The answer is NO unless the $a_i$ are either 0 or 1. This is easy to see by looking at moment generating functions. (Also, by looking at means and variances, see Addendum.)

Such distributions occur often in practice.

The issue of the distribution $Y$ is of interest in many practical situations. An elementary example is in trying to find a confidence interval (CI) for the 'batch' variance $\sigma_B$ in a random-effects one-factor ANOVA model $Y_{ij} = \mu + B_{i} + e_{ij},$ where $i = 1,\dots,b$ batches, $j = 1, \dots, r$ replications per batch, $B_i \text{ iid Norm(}0, \sigma_B^2\text{)}$ and $e_{ij} \text{i id Norm (}0, \sigma_e^2\text{)}.$

The error mean square in the ANOVA table is an unbiased estimate of $\sigma_e^2$ and a CI for it can be constructed using an obvious chi-squared distribution. However, the mean square for batches is influenced by both $\sigma_A^2$ and $\sigma_e^2.$ A method of moments estimate of $\sigma_A^2$ is a linear combination of the two mean squared terms and its distribution would be a linear combination of chi-squared distributions.

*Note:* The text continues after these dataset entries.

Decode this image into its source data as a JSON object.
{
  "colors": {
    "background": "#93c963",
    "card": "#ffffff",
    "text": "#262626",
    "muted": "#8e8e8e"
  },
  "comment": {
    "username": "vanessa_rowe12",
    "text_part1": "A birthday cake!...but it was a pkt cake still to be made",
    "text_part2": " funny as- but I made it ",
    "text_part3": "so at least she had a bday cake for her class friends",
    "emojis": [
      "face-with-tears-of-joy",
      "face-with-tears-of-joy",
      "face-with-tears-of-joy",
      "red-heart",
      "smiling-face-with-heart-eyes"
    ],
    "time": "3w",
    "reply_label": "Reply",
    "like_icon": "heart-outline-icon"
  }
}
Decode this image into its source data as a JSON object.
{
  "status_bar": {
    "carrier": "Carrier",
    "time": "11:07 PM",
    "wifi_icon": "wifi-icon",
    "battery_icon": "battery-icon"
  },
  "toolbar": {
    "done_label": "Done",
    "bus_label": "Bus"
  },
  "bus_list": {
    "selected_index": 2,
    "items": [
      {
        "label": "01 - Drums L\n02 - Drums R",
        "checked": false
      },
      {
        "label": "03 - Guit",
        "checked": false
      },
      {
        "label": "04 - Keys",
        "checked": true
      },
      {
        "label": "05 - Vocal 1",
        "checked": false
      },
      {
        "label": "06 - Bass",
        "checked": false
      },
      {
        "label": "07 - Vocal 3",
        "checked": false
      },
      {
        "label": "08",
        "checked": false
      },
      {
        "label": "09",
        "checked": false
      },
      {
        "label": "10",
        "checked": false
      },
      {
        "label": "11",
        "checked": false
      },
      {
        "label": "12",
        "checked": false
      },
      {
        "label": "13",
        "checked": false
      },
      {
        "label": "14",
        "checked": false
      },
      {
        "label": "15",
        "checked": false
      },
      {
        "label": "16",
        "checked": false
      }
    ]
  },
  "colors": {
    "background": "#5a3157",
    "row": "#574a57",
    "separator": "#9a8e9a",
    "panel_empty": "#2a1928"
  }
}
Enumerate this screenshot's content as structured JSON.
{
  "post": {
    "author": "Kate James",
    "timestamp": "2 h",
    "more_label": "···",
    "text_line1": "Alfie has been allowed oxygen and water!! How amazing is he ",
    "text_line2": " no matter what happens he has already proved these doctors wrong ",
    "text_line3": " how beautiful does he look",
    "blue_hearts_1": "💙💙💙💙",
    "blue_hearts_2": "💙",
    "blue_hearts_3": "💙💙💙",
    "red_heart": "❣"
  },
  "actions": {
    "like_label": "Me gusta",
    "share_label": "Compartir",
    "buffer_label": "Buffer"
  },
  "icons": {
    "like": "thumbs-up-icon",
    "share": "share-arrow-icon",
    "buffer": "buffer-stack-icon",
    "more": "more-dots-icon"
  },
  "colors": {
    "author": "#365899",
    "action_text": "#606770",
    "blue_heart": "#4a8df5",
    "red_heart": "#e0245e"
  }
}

You might look at some of the methods that have been attempted to approximate the distribution and find CIs for batch variances. In this case, one of the $a_i$s is negative. (One very nice solution to the problem involves a Bayesian formulation of the ANOVA and using a Gibbs sampler to get an interval estimate, but that has nothing to do with solving your problem.)

Addendum with simulation: Below is a brief simulation of 100,000 realizations of $S = X_1 + X_2,$ where $X_1 \sim \text{Chisq}(5), X_2 \sim \text{Chisq}(10)$ and also of $T = 3X_1 + 0.5X_2.$ The sample of $S$ passes a Kolmogrorv- Smirnov goodness-of-fit test for matching $\text{Chisq}(15)$ and also has mean and variance compatible with this distribution. However, there can be no chi-squared distribution with mean $E(T) = 3(5) + 0.5(10) = 20$ and variance $V(T) = 9(10) + 0.25(20) = 95 \ne 40.$

In practical applications, distributions of linear combinations of chi-squared random variables are often approximated by simulation.

 x1 = rchisq(10^5, 5);  x2 = rchisq(10^5, 10)
 s = x1 + x2;  mean(s);  var(s)
 ## 15.02936  # E(S) = 15 as for Chisq(15)
 ## 30.07302  # V(S) = 30 as for Chisq(15)
 t = 3*x1 + .5*x2;  mean(t);  var(t)
 ## 20.00794  # Not a possible combination of
 ## 94.5343   #   mean and var for a chisq distn.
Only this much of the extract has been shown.